Action Details: The company utilized holiday over-the-counter (OTC) liquidity to purchase an additional 450 bitcoins with cash reserves. This continues its strong accumulation pace since the beginning of 2026—during the week of January 5 to 11, the company spent $1.246 billion to acquire 13,627 bitcoins.
Model Analysis: Strategy has established a mature "financing-purchasing" cycle mechanism, primarily obtaining funds through "at-the-market" (ATM) stock sales. Its cash reserves of up to $1.44 billion aim to ensure that it does not have to sell bitcoins to pay dividends and interest during market fluctuations, thereby practicing its long-term strategy of "continuous accumulation, never selling."
Far-reaching Impact: This "no-holiday" operational capability signifies that top cryptocurrency treasury companies have deeply integrated into the global 7x24 hour liquidity network of cryptocurrency assets, and the influence of traditional stock market trading schedules on their strategic execution is diminishing.
Macro Background
Market Phase: 2026 is defined as a new era driven by institutional integration and practicality.
Capital Characteristics: Showing a trend of evolution from speculation to infrastructure investment.
- Trend Insights: Three Characteristics Define the New Paradigm of Institutional Allocation in 2026
The market dynamics scattered globally yesterday collectively outline a clear picture of institutional cryptocurrency allocation in 2026:
Eastern Existing Activation: Market driving forces have expanded from a single "Western institutional increment" to "Eastern existing reallocation." Represented by Meitu, Asian listed companies with strong cash reserves or early holdings may become an important force in the new wave of allocation.
Deepening Ecological Allocation: Institutional investment has deepened from faith-based holding of single assets (like BTC) to strategic layouts in specific public chain ecosystems (like SOL). This is driven by the pursuit of the practical value of blockchain (such as high-performance trading and asset tokenization).
All-weather Operations: Top participants have achieved uninterrupted allocation of cryptocurrency assets through OTC markets and cross-time zone deployments. The operation of cryptocurrency treasuries is completely breaking away from the time and space constraints of traditional financial markets, moving towards true globalization and all-weather operations.
Industry analysis indicates that the cryptocurrency market in 2026 is reaching a turning point from the speculative era to "practical integration," while the gradual clarification of the global regulatory framework is paving the way for deep institutional capital involvement.
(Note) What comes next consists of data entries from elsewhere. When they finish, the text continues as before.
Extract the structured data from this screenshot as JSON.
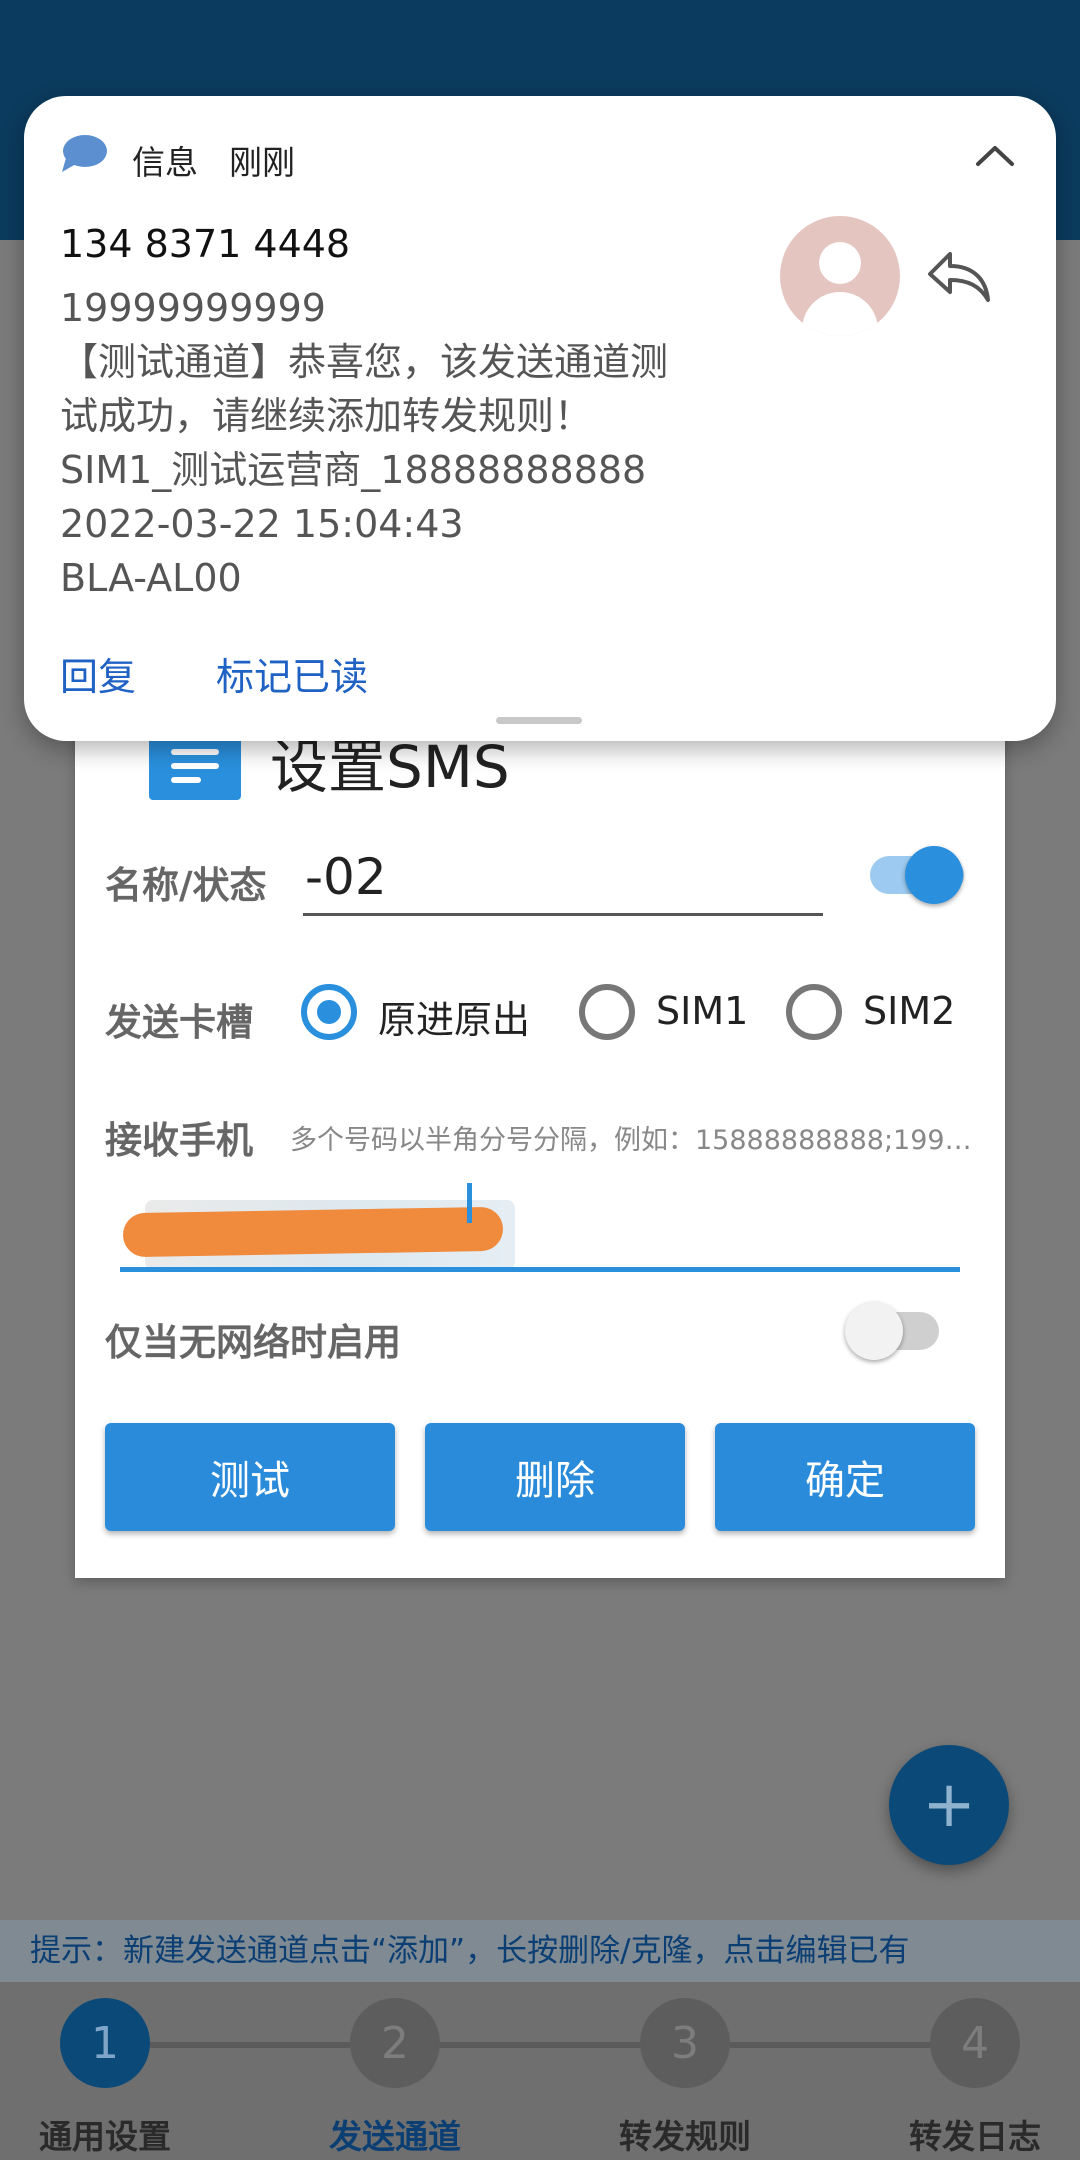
{
  "notification": {
    "app_name": "信息",
    "time": "刚刚",
    "sender": "134 8371 4448",
    "body_lines": [
      "19999999999",
      "【测试通道】恭喜您，该发送通道测",
      "试成功，请继续添加转发规则！",
      "SIM1_测试运营商_18888888888",
      "2022-03-22 15:04:43",
      "BLA-AL00"
    ],
    "actions": [
      "回复",
      "标记已读"
    ],
    "icons": {
      "app": "message-bubble-icon",
      "collapse": "chevron-up-icon",
      "avatar": "person-avatar-icon",
      "reply": "reply-icon"
    }
  },
  "dialog": {
    "title": "设置SMS",
    "name_label": "名称/状态",
    "name_value": "-02",
    "name_enabled": true,
    "slot_label": "发送卡槽",
    "slot_options": [
      "原进原出",
      "SIM1",
      "SIM2"
    ],
    "slot_selected": "原进原出",
    "phone_label": "接收手机",
    "phone_hint": "多个号码以半角分号分隔，例如：15888888888;19999999999",
    "offline_label": "仅当无网络时启用",
    "offline_enabled": false,
    "buttons": {
      "test": "测试",
      "delete": "删除",
      "confirm": "确定"
    }
  },
  "fab": {
    "icon": "plus-icon",
    "label": "+"
  },
  "hint": "提示：新建发送通道点击“添加”，长按删除/克隆，点击编辑已有",
  "steps": [
    {
      "number": "1",
      "label": "通用设置"
    },
    {
      "number": "2",
      "label": "发送通道"
    },
    {
      "number": "3",
      "label": "转发规则"
    },
    {
      "number": "4",
      "label": "转发日志"
    }
  ],
  "colors": {
    "accent": "#2a8bdb",
    "link": "#1f62c4",
    "topbar": "#0b3b5e"
  }
}
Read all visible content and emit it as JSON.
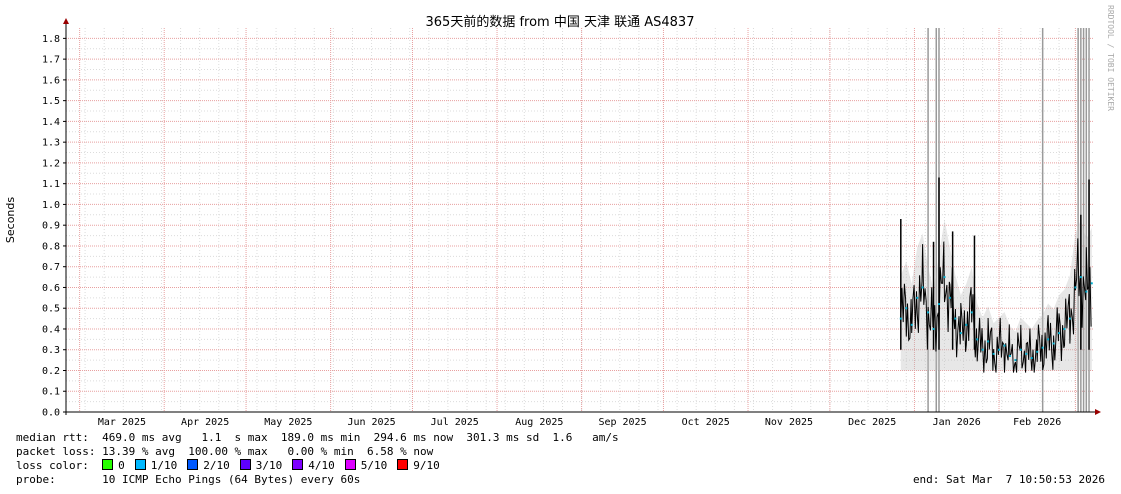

As Meitu presses the restart button by the Hong Kong harbor, as DeFi Tech continues its bet on Solana in North America, and as MicroStrategy's trading screens continue to flicker during the holiday—we see a borderless, endless flow of capital. This is no longer a minor interlude about holidays, but a symbolically significant slice of the process of digital migration of global publicly listed companies' balance sheets. The institutional story of cryptocurrency assets is swiftly moving from the debate of "whether to participate" to the practical competition of "how to participate more efficiently and globally."